Just bloody brilliant.
and guess what? Windows 98SE as a client runs rings around Windows 2000 client! bummer. what to do?
the solution? Windows ME is born! problem solved! Windows 2000 ekes out a win against the bloated Windows ME and the market clowns have something to sell the corporate CIO's who actually look at benchmarks (but clearly not very closely). as for the sheep, they've too stupid to know better and will run whatever DELL installs on their new machines. the M$ market droids will tell them ME is an improvement over 98SE and the sheep will look puzzled for a second, and take it as gospel, feeling a bit uncomfortable for a minute while they almost formed a thought in their head, but were able to suppress it! phew, that was close!
I have my main machine here that is running SP1, a few dual Xeons running SP2, and a dual-core Intel 840 running SP2.

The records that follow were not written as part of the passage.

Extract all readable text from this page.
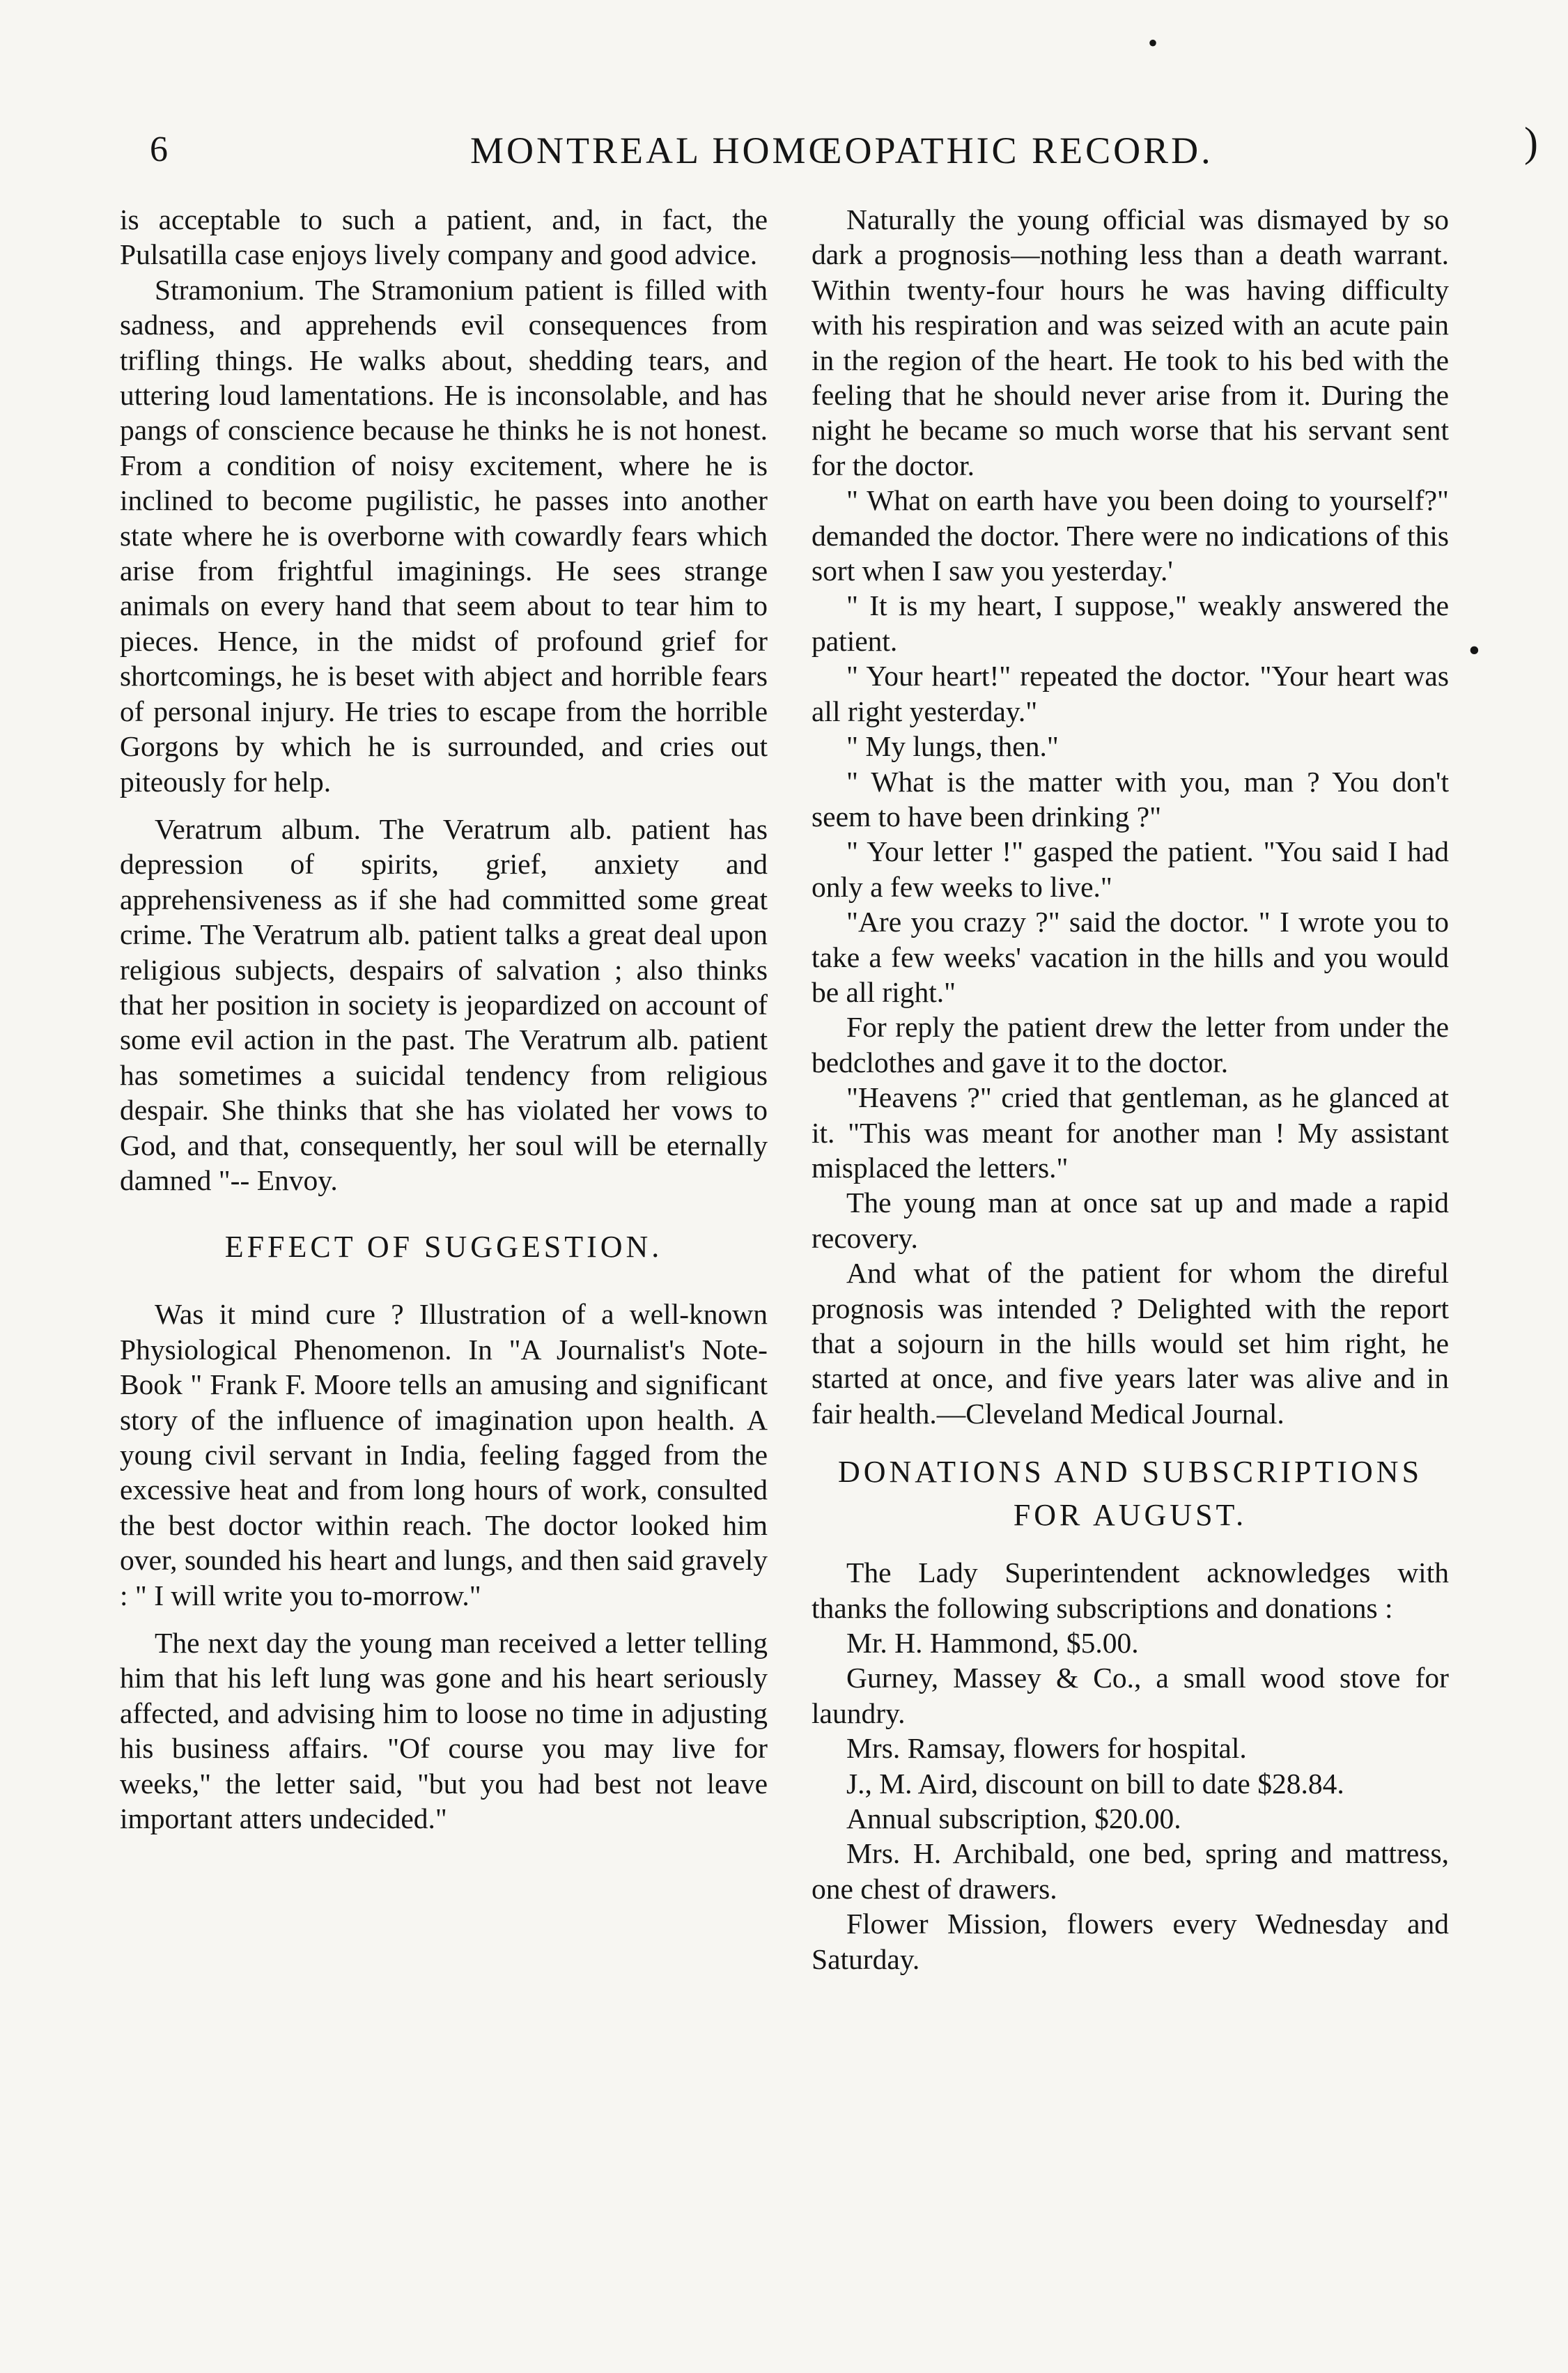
•
)
•
6	MONTREAL HOMŒOPATHIC RECORD.

is acceptable to such a patient, and, in fact, the Pulsatilla case enjoys lively company and good advice.

Stramonium. The Stramonium patient is filled with sadness, and apprehends evil consequences from trifling things. He walks about, shedding tears, and uttering loud lamentations. He is inconsolable, and has pangs of conscience because he thinks he is not honest. From a condition of noisy excitement, where he is inclined to become pugilistic, he passes into another state where he is overborne with cowardly fears which arise from frightful imaginings. He sees strange animals on every hand that seem about to tear him to pieces. Hence, in the midst of profound grief for shortcomings, he is beset with abject and horrible fears of personal injury. He tries to escape from the horrible Gorgons by which he is surrounded, and cries out piteously for help.

Veratrum album. The Veratrum alb. patient has depression of spirits, grief, anxiety and apprehensiveness as if she had committed some great crime. The Veratrum alb. patient talks a great deal upon religious subjects, despairs of salvation ; also thinks that her position in society is jeopardized on account of some evil action in the past. The Veratrum alb. patient has sometimes a suicidal tendency from religious despair. She thinks that she has violated her vows to God, and that, consequently, her soul will be eternally damned "-- Envoy.

EFFECT OF SUGGESTION.

Was it mind cure ? Illustration of a well-known Physiological Phenomenon. In "A Journalist's Note-Book " Frank F. Moore tells an amusing and significant story of the influence of imagination upon health. A young civil servant in India, feeling fagged from the excessive heat and from long hours of work, consulted the best doctor within reach. The doctor looked him over, sounded his heart and lungs, and then said gravely : " I will write you to-morrow."

The next day the young man received a letter telling him that his left lung was gone and his heart seriously affected, and advising him to loose no time in adjusting his business affairs. "Of course you may live for weeks," the letter said, "but you had best not leave important atters undecided."

Naturally the young official was dismayed by so dark a prognosis—nothing less than a death warrant. Within twenty-four hours he was having difficulty with his respiration and was seized with an acute pain in the region of the heart. He took to his bed with the feeling that he should never arise from it. During the night he became so much worse that his servant sent for the doctor.

" What on earth have you been doing to yourself?" demanded the doctor. There were no indications of this sort when I saw you yesterday.'

" It is my heart, I suppose," weakly answered the patient.

" Your heart!" repeated the doctor. "Your heart was all right yesterday."

" My lungs, then."

" What is the matter with you, man ? You don't seem to have been drinking ?"

" Your letter !" gasped the patient. "You said I had only a few weeks to live."

"Are you crazy ?" said the doctor. " I wrote you to take a few weeks' vacation in the hills and you would be all right."

For reply the patient drew the letter from under the bedclothes and gave it to the doctor.

"Heavens ?" cried that gentleman, as he glanced at it. "This was meant for another man ! My assistant misplaced the letters."

The young man at once sat up and made a rapid recovery.

And what of the patient for whom the direful prognosis was intended ? Delighted with the report that a sojourn in the hills would set him right, he started at once, and five years later was alive and in fair health.—Cleveland Medical Journal.

DONATIONS AND SUBSCRIPTIONS
FOR AUGUST.

The Lady Superintendent acknowledges with thanks the following subscriptions and donations :

Mr. H. Hammond, $5.00.

Gurney, Massey & Co., a small wood stove for laundry.

Mrs. Ramsay, flowers for hospital.

J., M. Aird, discount on bill to date $28.84.

Annual subscription, $20.00.

Mrs. H. Archibald, one bed, spring and mattress, one chest of drawers.

Flower Mission, flowers every Wednesday and Saturday.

Even given the fact that they all (currently) have different purposes, I can tell no difference in performance.
Is there something in particular I should be looking for?
"Windows XP SP1 SP2 Performance"
The gamers clealy recommend *against* SP2. the first one that hits in groups.google.com has five fairly complicated things that were necessary to erase the SP2 performance penalty over SP1...
of course, if you type the same string into the M$ search engine these delusional anti-M$ posts claiming slower performance probably won't show up. i don't dare try it since the eveel eye in redmond may notice me!